Deciding to start going on Nice Days Out (taking a proper day off once a week to go visit / do / see something interesting) was one of my best decisions of recent years.
I've visited loads of fabulous galleries and museums, seen lots of great exhibitions, explored many new-to-me places and met up with dozens of lovely people along the way. It's also helped me escape from the pressure that I (like many self-employed people) feel to just keep working all the time (there's always more to do!) and it has helped me unwind and de-stress, ready to return to my projects refreshed and re-inspired.
But I have to admit that I started skipping my days out at the end of 2014! I had so many deadlines all at once, I fell back into old habits and started saying "oh no I can't take a day off this week, I'm much too busy!" week after week after week. Not good.
So this year I am determined to get back to my regular Nice Days Out. There will definitely be times when I have to skip a week or two due to deadlines or illness but I will do my best to "catch up" whenever that happens and make sure it doesn't become a habit.

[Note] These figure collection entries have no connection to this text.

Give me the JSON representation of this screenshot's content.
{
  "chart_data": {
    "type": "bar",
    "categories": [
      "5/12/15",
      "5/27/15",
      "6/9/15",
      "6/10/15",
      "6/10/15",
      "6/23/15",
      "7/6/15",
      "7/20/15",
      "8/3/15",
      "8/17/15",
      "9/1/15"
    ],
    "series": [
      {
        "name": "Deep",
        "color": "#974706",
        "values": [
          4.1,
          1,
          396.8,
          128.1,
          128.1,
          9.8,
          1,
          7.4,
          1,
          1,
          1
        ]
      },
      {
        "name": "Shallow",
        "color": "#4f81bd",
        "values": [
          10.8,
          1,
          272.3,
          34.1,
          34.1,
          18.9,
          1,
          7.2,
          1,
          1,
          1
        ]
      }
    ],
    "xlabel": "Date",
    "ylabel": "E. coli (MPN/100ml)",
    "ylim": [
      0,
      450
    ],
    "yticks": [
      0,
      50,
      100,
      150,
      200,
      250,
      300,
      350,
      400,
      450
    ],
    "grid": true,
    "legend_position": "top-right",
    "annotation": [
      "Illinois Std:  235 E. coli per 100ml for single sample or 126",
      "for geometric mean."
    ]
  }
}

To help me stick to this plan I've looked up lots of interesting
places to look forward to visiting (including lots of places with an Art Pass
discount, hurrah!) and I've set myself a "Nice Days Out" budget
separate from the rest of my budget, as a special ring-fenced fund that I
can only spend on going out and doing fun stuff :)
I've also treated myself to a year's membership of Kew Gardens
(where I spotted all these lovely snowdrops last week) so even if I
don't have a particular exhibition, etc, that I feel like visiting on my day off I can
just hop on a train to Kew and spend lots of happy hours wandering round
exploring the wonderful gardens.
Sadly even after resolving to get back into these good habits it is haaaaard getting out of the mindset of "but I need to work!" and actually take a proper day off.
The year started well with an early trip at the start of the month, and then I got caught up in doing my accounts etc and my To Do list was so long that I just kept putting off my days off... for days then weeks. Even the day I'd decided to take my first trip to Kew I woke up and lay in bed feeling guilty about going, umming and aahing about it and thinking "but maybe I should just stay here and work??" Ugh.
Of course, after eventually deciding to go out as I'd planned, as I strolled round the gardens in the winter sunshine the stress just melted off me and I had a wonderful, relaxing, happy day. I need to remember this feeling, I thought, this isn't some special treat I only deserve after I've magically finished "all" my work, it's a necessity.
Note to self: take your own advice and remember to schedule some adventure!